Shelter Rock Public Library
Cultural Conversations
Thursdays at 11:00am
in the Program Room.
Join us for fun and refreshments!
 

AMERICAN MUSIC IN COLONIAL TIMES
Thursday, September 11 at 2:00 PM

Music historian Michael Goudket will present this lecture with demonstrations. Hear the sounds of the past on period musical instruments with a delightful mix of songs and stories from the Pilgrims to the Revolution. Learn what was being performed by Dutch and English settlers through to our first native American composer, William Billings, who wrote Chester, our first unofficial national anthem.

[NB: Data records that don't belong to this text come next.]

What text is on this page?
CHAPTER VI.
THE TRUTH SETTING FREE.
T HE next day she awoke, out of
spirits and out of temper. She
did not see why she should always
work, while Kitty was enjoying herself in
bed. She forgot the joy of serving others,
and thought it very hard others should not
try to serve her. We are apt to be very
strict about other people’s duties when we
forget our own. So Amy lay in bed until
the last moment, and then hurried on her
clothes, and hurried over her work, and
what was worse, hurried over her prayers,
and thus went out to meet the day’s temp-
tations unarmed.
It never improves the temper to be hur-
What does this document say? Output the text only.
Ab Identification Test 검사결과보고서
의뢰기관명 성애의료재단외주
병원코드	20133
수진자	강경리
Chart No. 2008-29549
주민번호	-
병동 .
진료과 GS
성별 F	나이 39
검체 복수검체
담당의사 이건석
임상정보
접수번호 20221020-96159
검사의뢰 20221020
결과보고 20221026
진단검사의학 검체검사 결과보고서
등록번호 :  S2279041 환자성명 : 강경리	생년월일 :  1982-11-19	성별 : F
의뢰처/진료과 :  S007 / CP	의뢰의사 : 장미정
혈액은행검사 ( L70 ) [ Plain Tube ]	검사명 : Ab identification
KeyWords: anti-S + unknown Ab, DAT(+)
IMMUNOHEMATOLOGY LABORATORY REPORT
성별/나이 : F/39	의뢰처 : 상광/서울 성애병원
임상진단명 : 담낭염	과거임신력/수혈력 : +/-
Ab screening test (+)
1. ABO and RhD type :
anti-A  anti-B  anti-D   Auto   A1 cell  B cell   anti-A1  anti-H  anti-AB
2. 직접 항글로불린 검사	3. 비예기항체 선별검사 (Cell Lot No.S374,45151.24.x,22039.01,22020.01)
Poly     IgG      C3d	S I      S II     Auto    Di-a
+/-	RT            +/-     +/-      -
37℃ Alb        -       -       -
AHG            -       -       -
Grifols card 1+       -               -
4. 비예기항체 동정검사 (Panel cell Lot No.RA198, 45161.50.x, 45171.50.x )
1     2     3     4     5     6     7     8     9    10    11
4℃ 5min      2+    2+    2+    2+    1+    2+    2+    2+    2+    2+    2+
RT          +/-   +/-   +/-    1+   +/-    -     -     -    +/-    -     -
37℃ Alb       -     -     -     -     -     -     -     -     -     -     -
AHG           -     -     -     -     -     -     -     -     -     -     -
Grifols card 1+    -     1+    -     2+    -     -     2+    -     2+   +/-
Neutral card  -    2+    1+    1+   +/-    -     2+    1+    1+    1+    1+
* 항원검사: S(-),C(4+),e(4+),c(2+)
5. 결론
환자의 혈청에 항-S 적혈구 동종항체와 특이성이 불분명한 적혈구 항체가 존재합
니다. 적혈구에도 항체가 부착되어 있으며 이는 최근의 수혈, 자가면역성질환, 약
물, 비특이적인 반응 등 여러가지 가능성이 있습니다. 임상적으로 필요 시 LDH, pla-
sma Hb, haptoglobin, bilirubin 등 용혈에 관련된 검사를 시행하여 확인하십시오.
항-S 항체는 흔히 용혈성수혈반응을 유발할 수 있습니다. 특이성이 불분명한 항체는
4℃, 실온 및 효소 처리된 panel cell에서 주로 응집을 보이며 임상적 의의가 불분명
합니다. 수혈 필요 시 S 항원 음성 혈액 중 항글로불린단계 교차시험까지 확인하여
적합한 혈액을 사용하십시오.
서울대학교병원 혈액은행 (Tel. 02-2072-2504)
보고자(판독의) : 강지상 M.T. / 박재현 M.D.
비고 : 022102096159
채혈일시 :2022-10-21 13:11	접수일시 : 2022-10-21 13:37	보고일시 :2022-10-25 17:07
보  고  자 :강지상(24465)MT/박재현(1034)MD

EYE ON THE STORM: Long Island’s Dangerous Coast
Thursday, September 18 at 11:00 AM

Long Island Museum history curator Joshua Ruff will be our guest speaker. The Hurricane of ‘38 smashed into Long Island’s coastline 70 years ago this fall with unprecedented fury, causing death and destruction across our region. Revisit this event through an exciting illustrated PowerPoint lecture with historic film clips. The talk is based on an exhibition which will run at the museum from June 21 through October 26.
About the museum’s exhibit: An exploration of the destructive side of life on the coast, Eye on the Storm is timed to coincide with the 70th anniversary of the Hurricane of 1938, a storm that wreaked catastrophic damage from Long Island to Maine. The exhibition will examine the history of both extreme weather events and shipwrecks that have marked our regional identity. The exhibit will be visually arresting, with exciting vignettes and special effects to simulate the hurricane experience. The exhibition will be highly interactive and will include videotaped interviews with coastal disaster survivors.

FRIDA KAHLO, HER LIFE – HER WORK
Thursday, October 2 at 11:00 AM

Art history scholar Louise Cella Caruso will present this slide/lecture. Discover why this Mexican artist was one of the most influential painters of the middle twentieth century. This visual journey traces Frida Kahlo’s artistic personality from her art as an ambitious beginner to the excruciating, provocative art, at the close of her life at 47 years of age. She created striking, often shocking images that reflected her turbulent life. Frida was one of four daughters born to a Hungarian- Jewish father and a mother of Spanish and Mexican Indian descent. She fell in love with the Mexican muralist Diego Rivera, whose approach to art and politics suited her own.